There are, of course, other factors at play here beyond Bryant helping recruit a great point guard who will share his place in the locker room and cut into his touches on the floor. The Lakers must do what they can to squeeze as many championship-caliber seasons as possible from Kobe's remaining years, and that requires help. The trade exception used to bring Nash in on the surprise sign-and-trade deal this week means the door has not closed on Dwight Howard – and, in fact, could further motivate the big man to make the Lakers his appointed destination-of-choice of the moment.
So there is still time to trade Bynum for Howard, for Gasol to go if that is necessary and for the pieces around this new Bryant-Nash tandem to be reassembled before next season. But whatever form this team takes – including one that includes Howard – it will be two men and two men only who are the heart and soul of the Los Angeles Lakers.
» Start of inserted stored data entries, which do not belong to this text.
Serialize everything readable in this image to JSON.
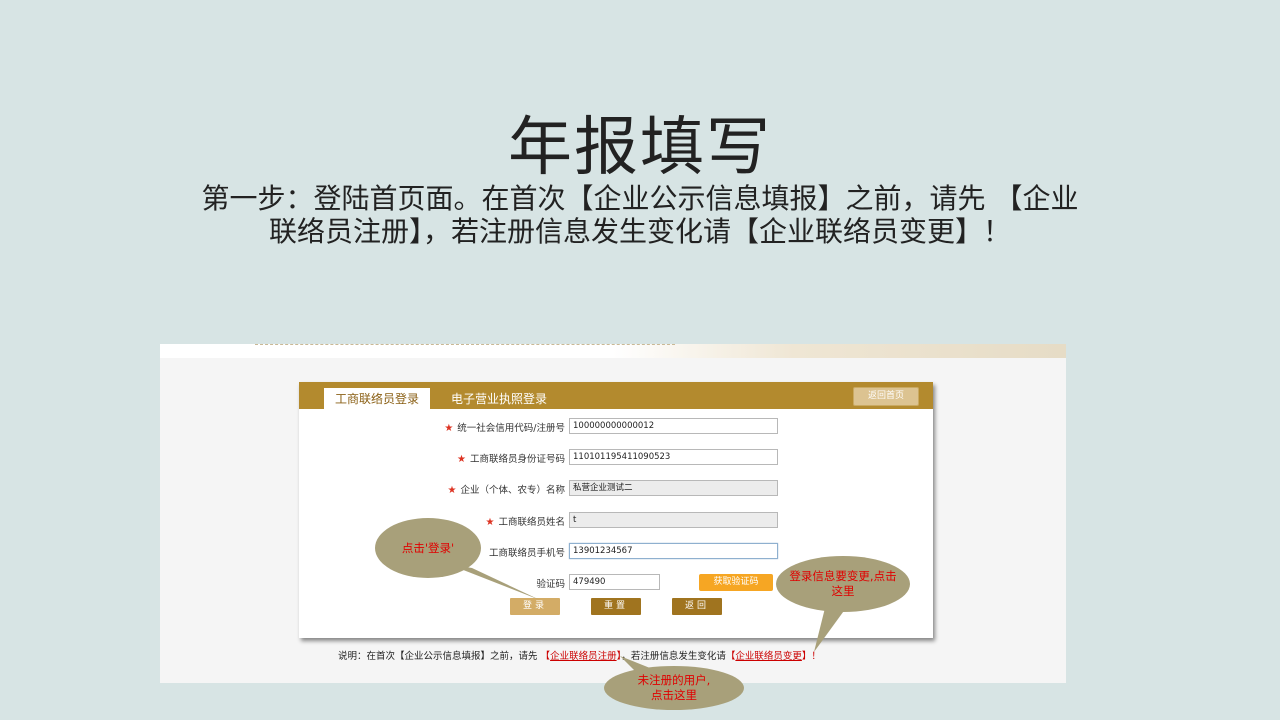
{
  "slide": {
    "title": "年报填写",
    "subtitle_line1": "第一步：登陆首页面。在首次【企业公示信息填报】之前，请先 【企业",
    "subtitle_line2": "联络员注册】，若注册信息发生变化请【企业联络员变更】！"
  },
  "tabs": {
    "active": "工商联络员登录",
    "other": "电子营业执照登录",
    "home": "返回首页"
  },
  "form": {
    "fields": [
      {
        "label": "统一社会信用代码/注册号",
        "value": "100000000000012",
        "required": true
      },
      {
        "label": "工商联络员身份证号码",
        "value": "110101195411090523",
        "required": true
      },
      {
        "label": "企业（个体、农专）名称",
        "value": "私营企业测试二",
        "required": true
      },
      {
        "label": "工商联络员姓名",
        "value": "t",
        "required": true
      },
      {
        "label": "工商联络员手机号",
        "value": "13901234567",
        "required": false
      }
    ],
    "captcha_label": "验证码",
    "captcha_value": "479490",
    "get_code": "获取验证码",
    "star": "★"
  },
  "buttons": {
    "login": "登录",
    "reset": "重置",
    "back": "返回"
  },
  "note": {
    "prefix": "说明：在首次【企业公示信息填报】之前，请先",
    "register": "企业联络员注册",
    "middle": "，若注册信息发生变化请",
    "change": "企业联络员变更",
    "suffix": "！"
  },
  "callouts": {
    "login": "点击'登录'",
    "change": "登录信息要变更,点击这里",
    "register_line1": "未注册的用户,",
    "register_line2": "点击这里"
  },
  "colors": {
    "header_bar": "#b38a2e",
    "callout_bg": "#a8a07a",
    "callout_text": "#e00000",
    "code_button": "#f6a623"
  }
}
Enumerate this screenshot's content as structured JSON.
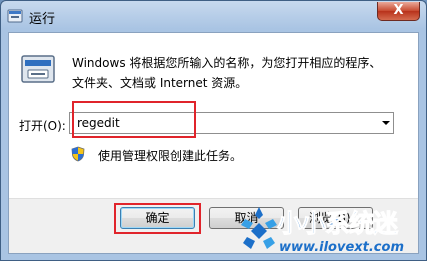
{
  "window": {
    "title": "运行",
    "close_label": "X"
  },
  "dialog": {
    "description_line1": "Windows 将根据您所输入的名称，为您打开相应的程序、",
    "description_line2": "文件夹、文档或 Internet 资源。",
    "open_label": "打开(O):",
    "open_value": "regedit",
    "admin_note": "使用管理权限创建此任务。"
  },
  "buttons": {
    "ok": "确定",
    "cancel": "取消",
    "browse": "浏览(B)..."
  },
  "watermark": {
    "title": "小小系统迷",
    "url": "www.ilovext.com"
  },
  "colors": {
    "highlight": "#e0242b",
    "watermark_blue": "#1c6fc9"
  }
}
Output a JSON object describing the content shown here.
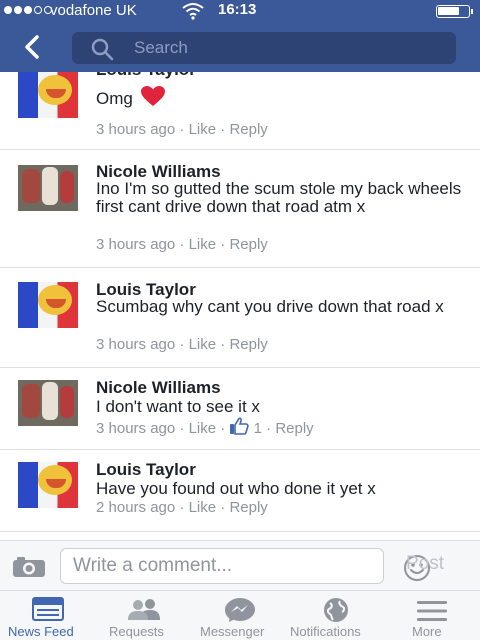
{
  "status_bar": {
    "carrier": "vodafone UK",
    "time": "16:13",
    "signal_bars_filled": 3,
    "signal_bars_total": 5,
    "battery_level": 0.75
  },
  "nav": {
    "search_placeholder": "Search"
  },
  "comments": [
    {
      "author": "Louis Taylor",
      "text": "Omg",
      "time": "3 hours ago",
      "like": "Like",
      "reply": "Reply",
      "sep": "·",
      "has_heart": true,
      "avatar": "french-flag-emoji"
    },
    {
      "author": "Nicole Williams",
      "text": "Ino I'm so gutted the scum stole my back wheels first cant drive down that road atm x",
      "time": "3 hours ago",
      "like": "Like",
      "reply": "Reply",
      "sep": "·",
      "avatar": "photo"
    },
    {
      "author": "Louis Taylor",
      "text": "Scumbag why cant you drive down that road x",
      "time": "3 hours ago",
      "like": "Like",
      "reply": "Reply",
      "sep": "·",
      "avatar": "french-flag-emoji"
    },
    {
      "author": "Nicole Williams",
      "text": "I don't want to see it x",
      "time": "3 hours ago",
      "like": "Like",
      "reply": "Reply",
      "sep": "·",
      "like_count": "1",
      "avatar": "photo"
    },
    {
      "author": "Louis Taylor",
      "text": "Have you found out who done it yet x",
      "time": "2 hours ago",
      "like": "Like",
      "reply": "Reply",
      "sep": "·",
      "avatar": "french-flag-emoji"
    }
  ],
  "composer": {
    "placeholder": "Write a comment...",
    "post_label": "Post"
  },
  "tabs": [
    {
      "label": "News Feed",
      "icon": "news-feed-icon",
      "active": true
    },
    {
      "label": "Requests",
      "icon": "friend-requests-icon"
    },
    {
      "label": "Messenger",
      "icon": "messenger-icon"
    },
    {
      "label": "Notifications",
      "icon": "globe-icon"
    },
    {
      "label": "More",
      "icon": "hamburger-icon"
    }
  ],
  "colors": {
    "brand": "#3b5998",
    "active_tab": "#4267b2",
    "meta_text": "#90949c",
    "heart": "#e0243b"
  }
}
After getting rolled out of the postseason by the much younger Oklahoma City Thunder, Bryant stared down his own expiration date with a typical flare of fiery I'm-not-washed-up-yet quotes:
"I'm not fading into the shadows, if that is what you're asking," he interrupted when asked about the inevitable subject of the changing of guard. "I'm not going anywhere. We're not going anywhere. This is not one of those things where the Bulls beat the Pistons and the Pistons disappear forever. I'm not going for that (expletive)."
Followed by:
"I'm not the most patient of people, and the organization is not particularly patient either," he said. "Come hell or high water, we will be there again."
Fair enough. But it's one thing to say you're not washed up – who wouldn't say it? – and another to go out and recruit a player who will force you to relinquish so much control over your team because you know it's your best shot.
Kobe Bryant recruited an equal into his midst in Nash rather than a petulant man-child like Howard because it turns out his greatness will, in older age, be accompanied by a canny willingness to exchange some leadership for a chance at a title.